En los anfiteatros verdaderas orquestas utilizaban decenas de instrumentos de viento; trombas, flautas, antaras o cornetas bellamente decoradas. Las voces humanas resonaban en los anfiteatros circulares semienterrados. A la luz de las hogueras, el espectáculo era hipnótico.
Los meses siguientes me instalé en la costa, en la ciudad de Aspero. Todas las noches veía anochecer sobre el Pacífico. También había música. Y paz. El tiempo pasó sin que me diese cuenta.
Hoy me encuentro en el teatro de Epidauro, en el Peloponeso griego del siglo II a.C. El lugar con mejor acústica que jamás haya fabricado el hombre.
Asisto a una función junto a 14.000 personas. Es un recinto inmenso y ocupo la última fila. Sin embargo, puedo escuchar el leve rumor de las zapatillas de fieltro de los actores que caminan sobre el escenario. Como si estuviese a escasos centímetros y no a más de cincuenta metros.
Es importante que el teatro tenga la forma de una concha semicircular, porque proyecta el sonido del escenario hacia lo alto. La piedra caliza de los asientos ayuda a que el sonido no se distorsione ni amortigüe. Pero hay más: un secreto que el teatro oculta en su interior.
Bajo los asientos, en cámaras abiertas hacia la escena, hay unos nichos especialmente diseñados para contener recipientes de bronce que no tocan pared alguna, situados boca abajo sobre cuñas de madera y rellenos con una cierta cantidad de agua. Se los denomina los vasa echea.
Estos recipientes, unos 40 en total en el caso de Epidauro, se colocan separados unos de otros en tres filas, dispuestos de tal manera que el sonido, al atravesarlos, adquiere unas cualidades armónicas que, en conjunto, mejoraban la acústica del teatro.
Los sonidos del escenarios se modulan, libres de reverberaciones, más agudos donde es necesario y más graves en determinadas zonas. En conjunto, todos los vasos resonadores funcionan como un único sistema que logra un mismo sonido, puro y equilibrado, sin importar el asiento que se ocupe. 14.000 personas disfrutando de una audición tan perfecta que, si a un actor se le caen unas pocas monedas, el sonido que hacen es totalmente perceptible incluso en las localidades más alejadas.
Sin micrófonos ni amplificadores. Y al aire libre. Alucinante.

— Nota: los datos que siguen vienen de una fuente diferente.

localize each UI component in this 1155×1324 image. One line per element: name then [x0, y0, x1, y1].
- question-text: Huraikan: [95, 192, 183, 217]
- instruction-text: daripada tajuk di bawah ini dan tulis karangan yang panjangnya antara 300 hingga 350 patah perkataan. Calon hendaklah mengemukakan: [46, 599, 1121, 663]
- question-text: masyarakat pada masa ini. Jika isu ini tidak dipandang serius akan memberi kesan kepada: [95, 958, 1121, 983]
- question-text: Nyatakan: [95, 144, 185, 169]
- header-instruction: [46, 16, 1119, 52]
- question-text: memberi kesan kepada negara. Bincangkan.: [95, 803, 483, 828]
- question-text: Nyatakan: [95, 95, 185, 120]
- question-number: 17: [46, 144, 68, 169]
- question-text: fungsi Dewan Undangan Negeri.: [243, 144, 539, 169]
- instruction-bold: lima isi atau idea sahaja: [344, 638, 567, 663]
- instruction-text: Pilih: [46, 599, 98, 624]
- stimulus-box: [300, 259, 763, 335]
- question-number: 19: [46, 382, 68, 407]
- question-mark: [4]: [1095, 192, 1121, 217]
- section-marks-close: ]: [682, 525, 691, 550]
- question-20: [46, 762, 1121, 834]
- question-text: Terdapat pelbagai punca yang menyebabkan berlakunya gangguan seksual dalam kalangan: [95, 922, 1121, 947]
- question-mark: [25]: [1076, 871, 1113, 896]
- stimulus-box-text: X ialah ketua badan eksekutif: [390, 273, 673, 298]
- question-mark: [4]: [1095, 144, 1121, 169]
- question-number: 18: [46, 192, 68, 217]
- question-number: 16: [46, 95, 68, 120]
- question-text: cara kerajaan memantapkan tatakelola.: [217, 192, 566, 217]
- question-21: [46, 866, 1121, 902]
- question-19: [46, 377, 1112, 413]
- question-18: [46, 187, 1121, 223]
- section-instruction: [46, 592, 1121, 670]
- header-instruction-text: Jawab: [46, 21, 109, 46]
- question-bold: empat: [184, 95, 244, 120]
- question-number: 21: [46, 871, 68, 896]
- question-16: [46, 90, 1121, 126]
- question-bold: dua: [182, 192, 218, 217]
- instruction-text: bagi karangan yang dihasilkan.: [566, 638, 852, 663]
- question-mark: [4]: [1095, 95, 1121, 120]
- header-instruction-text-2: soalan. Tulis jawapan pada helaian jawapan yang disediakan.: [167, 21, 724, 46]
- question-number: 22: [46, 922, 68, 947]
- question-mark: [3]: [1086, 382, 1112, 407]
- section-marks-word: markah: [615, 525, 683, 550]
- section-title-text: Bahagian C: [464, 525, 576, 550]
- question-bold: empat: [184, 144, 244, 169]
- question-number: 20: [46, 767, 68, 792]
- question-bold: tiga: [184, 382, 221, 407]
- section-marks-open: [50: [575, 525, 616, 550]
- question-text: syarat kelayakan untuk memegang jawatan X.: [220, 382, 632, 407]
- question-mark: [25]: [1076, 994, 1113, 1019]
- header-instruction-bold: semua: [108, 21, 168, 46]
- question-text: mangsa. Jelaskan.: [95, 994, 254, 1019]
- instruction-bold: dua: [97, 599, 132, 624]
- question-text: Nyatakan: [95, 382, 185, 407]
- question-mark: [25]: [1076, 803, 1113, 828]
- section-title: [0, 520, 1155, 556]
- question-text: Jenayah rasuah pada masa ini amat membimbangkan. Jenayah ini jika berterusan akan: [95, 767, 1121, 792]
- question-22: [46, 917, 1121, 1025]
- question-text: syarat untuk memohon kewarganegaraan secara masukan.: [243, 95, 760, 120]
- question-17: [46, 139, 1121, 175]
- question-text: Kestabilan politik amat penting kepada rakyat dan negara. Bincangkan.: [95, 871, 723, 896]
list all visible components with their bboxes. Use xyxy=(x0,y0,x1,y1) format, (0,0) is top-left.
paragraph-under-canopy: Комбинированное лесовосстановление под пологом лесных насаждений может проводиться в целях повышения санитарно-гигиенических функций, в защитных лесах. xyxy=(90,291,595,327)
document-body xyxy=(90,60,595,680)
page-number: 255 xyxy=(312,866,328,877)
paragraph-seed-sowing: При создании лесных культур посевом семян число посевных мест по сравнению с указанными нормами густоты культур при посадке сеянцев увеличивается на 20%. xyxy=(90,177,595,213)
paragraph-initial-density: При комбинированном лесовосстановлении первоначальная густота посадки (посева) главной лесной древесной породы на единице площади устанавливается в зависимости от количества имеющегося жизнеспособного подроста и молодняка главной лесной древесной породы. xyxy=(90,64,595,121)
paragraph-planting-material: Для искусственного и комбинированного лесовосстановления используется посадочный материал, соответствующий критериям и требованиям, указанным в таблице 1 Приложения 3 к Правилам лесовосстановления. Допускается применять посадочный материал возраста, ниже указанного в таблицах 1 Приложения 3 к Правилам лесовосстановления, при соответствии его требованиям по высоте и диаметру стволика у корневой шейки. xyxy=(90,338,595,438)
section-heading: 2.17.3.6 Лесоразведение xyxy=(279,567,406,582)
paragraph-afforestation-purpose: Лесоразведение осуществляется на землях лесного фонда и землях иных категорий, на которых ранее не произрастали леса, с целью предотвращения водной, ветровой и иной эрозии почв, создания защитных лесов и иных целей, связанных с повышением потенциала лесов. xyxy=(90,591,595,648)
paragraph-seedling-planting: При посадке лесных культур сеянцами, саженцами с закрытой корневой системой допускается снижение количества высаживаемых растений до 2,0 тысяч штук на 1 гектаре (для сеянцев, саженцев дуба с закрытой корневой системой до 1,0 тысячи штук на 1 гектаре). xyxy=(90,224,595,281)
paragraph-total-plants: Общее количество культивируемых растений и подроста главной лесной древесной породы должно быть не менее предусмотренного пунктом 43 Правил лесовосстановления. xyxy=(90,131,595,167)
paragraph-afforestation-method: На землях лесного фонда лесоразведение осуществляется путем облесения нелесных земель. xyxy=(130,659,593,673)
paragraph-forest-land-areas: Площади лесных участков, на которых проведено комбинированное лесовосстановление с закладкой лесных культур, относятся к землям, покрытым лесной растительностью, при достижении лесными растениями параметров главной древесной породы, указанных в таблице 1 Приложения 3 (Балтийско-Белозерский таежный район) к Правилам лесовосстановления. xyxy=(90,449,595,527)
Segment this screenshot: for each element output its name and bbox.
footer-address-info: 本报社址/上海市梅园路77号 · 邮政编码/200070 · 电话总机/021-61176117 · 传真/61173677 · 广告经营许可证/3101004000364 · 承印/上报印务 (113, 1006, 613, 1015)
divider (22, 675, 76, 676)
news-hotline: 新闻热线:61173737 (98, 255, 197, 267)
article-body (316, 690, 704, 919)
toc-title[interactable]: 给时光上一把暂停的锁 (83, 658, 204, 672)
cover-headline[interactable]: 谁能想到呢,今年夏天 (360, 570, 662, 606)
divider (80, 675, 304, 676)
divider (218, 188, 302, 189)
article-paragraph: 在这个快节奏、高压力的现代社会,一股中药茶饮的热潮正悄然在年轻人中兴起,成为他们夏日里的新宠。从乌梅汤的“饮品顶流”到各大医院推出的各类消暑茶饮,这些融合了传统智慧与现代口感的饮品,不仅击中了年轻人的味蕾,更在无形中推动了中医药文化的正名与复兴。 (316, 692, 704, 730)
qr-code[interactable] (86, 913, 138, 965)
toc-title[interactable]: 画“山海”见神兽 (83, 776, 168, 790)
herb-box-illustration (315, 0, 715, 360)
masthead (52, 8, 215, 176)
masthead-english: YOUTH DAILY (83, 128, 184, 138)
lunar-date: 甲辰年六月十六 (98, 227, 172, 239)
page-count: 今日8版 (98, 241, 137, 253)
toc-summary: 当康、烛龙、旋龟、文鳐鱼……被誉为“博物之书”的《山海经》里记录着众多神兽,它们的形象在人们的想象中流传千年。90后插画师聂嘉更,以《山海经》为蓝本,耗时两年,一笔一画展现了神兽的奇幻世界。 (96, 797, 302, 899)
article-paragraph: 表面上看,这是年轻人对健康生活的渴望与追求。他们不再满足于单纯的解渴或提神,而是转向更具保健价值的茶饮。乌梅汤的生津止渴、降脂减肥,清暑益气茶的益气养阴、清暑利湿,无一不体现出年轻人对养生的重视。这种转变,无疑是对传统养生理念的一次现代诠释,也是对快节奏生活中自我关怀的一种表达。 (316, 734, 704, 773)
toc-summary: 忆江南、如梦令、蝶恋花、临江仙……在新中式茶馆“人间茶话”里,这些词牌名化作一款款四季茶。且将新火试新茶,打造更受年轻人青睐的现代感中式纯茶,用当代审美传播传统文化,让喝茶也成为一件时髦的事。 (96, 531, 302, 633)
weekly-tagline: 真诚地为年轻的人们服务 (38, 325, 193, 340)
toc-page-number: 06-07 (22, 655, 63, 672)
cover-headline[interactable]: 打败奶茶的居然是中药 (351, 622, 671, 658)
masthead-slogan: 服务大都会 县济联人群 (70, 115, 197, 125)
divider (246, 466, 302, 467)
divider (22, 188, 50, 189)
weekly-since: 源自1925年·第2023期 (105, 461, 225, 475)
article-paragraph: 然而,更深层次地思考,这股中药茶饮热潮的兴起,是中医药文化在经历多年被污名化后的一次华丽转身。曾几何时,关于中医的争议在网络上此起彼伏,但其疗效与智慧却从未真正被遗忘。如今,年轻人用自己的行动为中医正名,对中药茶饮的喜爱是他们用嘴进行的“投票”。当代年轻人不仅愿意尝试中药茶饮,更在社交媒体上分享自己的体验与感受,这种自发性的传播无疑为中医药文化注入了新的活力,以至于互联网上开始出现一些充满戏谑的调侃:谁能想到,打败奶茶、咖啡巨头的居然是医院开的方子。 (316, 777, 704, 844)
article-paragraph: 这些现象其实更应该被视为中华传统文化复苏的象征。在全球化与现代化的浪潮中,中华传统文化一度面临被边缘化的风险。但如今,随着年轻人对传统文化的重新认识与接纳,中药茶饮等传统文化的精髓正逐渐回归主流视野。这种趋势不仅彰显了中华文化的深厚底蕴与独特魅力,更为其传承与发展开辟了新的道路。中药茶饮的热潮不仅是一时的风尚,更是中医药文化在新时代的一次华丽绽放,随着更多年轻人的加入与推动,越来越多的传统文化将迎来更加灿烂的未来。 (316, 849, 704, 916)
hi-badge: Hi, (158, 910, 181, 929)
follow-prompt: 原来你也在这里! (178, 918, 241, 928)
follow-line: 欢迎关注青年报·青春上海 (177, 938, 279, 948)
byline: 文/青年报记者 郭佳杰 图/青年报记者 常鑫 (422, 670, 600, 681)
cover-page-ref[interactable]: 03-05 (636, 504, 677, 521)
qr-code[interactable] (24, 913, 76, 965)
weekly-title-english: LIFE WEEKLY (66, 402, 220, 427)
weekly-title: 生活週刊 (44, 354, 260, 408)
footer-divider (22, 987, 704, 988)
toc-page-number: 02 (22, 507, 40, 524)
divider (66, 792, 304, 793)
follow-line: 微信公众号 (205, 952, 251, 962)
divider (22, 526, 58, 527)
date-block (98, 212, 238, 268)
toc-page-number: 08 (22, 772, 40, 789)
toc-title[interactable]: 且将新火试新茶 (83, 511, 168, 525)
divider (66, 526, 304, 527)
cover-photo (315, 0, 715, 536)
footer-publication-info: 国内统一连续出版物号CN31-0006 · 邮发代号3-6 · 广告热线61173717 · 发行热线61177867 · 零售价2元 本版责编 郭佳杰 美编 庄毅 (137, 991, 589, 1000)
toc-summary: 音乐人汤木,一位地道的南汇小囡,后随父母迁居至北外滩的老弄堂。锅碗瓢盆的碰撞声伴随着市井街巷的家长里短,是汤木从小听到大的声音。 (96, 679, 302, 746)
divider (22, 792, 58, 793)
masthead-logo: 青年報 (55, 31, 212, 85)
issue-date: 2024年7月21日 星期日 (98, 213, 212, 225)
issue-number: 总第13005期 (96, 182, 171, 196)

Echo de menos Caral. Su música y su inocencia. Y me acongoja la percepción de que el transcurso de los milenios ha empequeñecido a los hombres bajo el peso de la historia. Esclavos de una sabiduría labrada con el agrio sabor del sudor congénito, atesorado con miedo, ambición y esfuerzo, capas de saber que nos apelmazan y lastran a una tierra ingrata. A los surcos que dejan nuestros pasos, los pasos de nuestros antepasados, siguiendo una misma senda.
Echo de menos el sonido limpio de una flauta de Caral, la esperanza por abrir rutas nuevas y la inocencia que nace de no tener miedo.
Los implantes han dado avisos de fallos repetidos en mi procesamiento cognitivo. No soy capaz de entender lo que sucede. Estoy perdido. Me apetece estar solo.
Echo de menos Caral. Su mar. Sus montañas infinitas. Su lejanía en el tiempo.
Tengo que regresar. Y los vasa echea me han dado una idea. Es una locura. Nunca se ha intentado. Alterar una onda desplazatoria afinando los armónicos en el momento del viaje de vuelta. Modular la frecuencia gravitatoria abriendo un paso a la Brana de Caral en la que pueda reestructurarme.
Volver a casa.
Esta noche estaré solo en el teatro. Podré hacer cambios en la densidad molecular del líquido de los resonadores. Desplazarlos un milímetro. Rebajar el espesor de un borde.
Los implantes siguen dando avisos de fallos.
Yo lo llamo esperanza.
Nota del autor: aunque cueste creerlo, salvo en lo relativo al viaje en el tiempo, el resto de avances tecnológicos que se describen en la historia son veraces.